Health Minister Tony Ryall says Bay of Plenty patients are set to benefit from a $3.5m national boost in funding for colonoscopies.
"This boost will help Bay of Plenty DHB deliver up to 370 extra colonoscopies for patients most in need," said Mr Ryall.
"A colonoscopy can identify whether a person has cancer or pre-cancerous growths called polyps. Being diagnosed with cancer can be traumatic, but we know that bowel cancers found and treated early can often be cured.
"Some waiting times for a colonoscopy are still not ideal as DHBs have traditionally been stretched to keep up with demand from a population that is both growing and ageing.
"This is not a new challenge, but it is one that the government is making good progress on. In the 2012/13 financial year, 41,000 colonoscopies were performed by DHBs nationally - a 20 per cent increase on 2008/09. Prior to this, consistent data on colonoscopies was not recorded," he said.

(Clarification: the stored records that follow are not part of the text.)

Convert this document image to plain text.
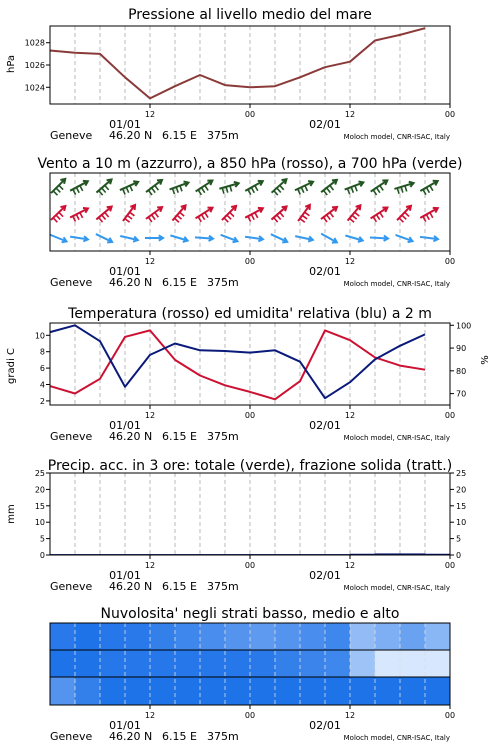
Pressione al livello medio del mare
hPa
1024
1026
1028
12	00	12	00
01/01	02/01
Geneve 46.20 N 6.15 E 375m	Moloch model, CNR-ISAC, Italy
Vento a 10 m (azzurro), a 850 hPa (rosso), a 700 hPa (verde)
12	00	12	00
01/01	02/01
Geneve 46.20 N 6.15 E 375m	Moloch model, CNR-ISAC, Italy
Temperatura (rosso) ed umidita' relativa (blu) a 2 m
gradi C	%
2
4
6
8
10
70
80
90
100
12	00	12	00
01/01	02/01
Geneve 46.20 N 6.15 E 375m	Moloch model, CNR-ISAC, Italy
Precip. acc. in 3 ore: totale (verde), frazione solida (tratt.)
mm
0
5
10
15
20
25
0
5
10
15
20
25
12	00	12	00
01/01	02/01
Geneve 46.20 N 6.15 E 375m	Moloch model, CNR-ISAC, Italy
Nuvolosita' negli strati basso, medio e alto
12	00	12	00
01/01	02/01
Geneve 46.20 N 6.15 E 375m	Moloch model, CNR-ISAC, Italy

The funding boost is the latest in a range of recent government initiatives aimed at improving colonoscopy delivery.
This includes the $16 million faster diagnostics project that aims to improve access to a range of tests including colonoscopy, and the $1.8 million National Endoscopy Quality Improvement Programme.
A symposium has been held in Wellington to look at ways of increasing New Zealand's colonoscopy workforce capacity and efficiency.
"This government is committed to improving outcomes for Bay of Plenty patients with cancer, and ensuring they receive timely access to diagnostic procedures like colonoscopies is a big part of that," said Mr Ryall.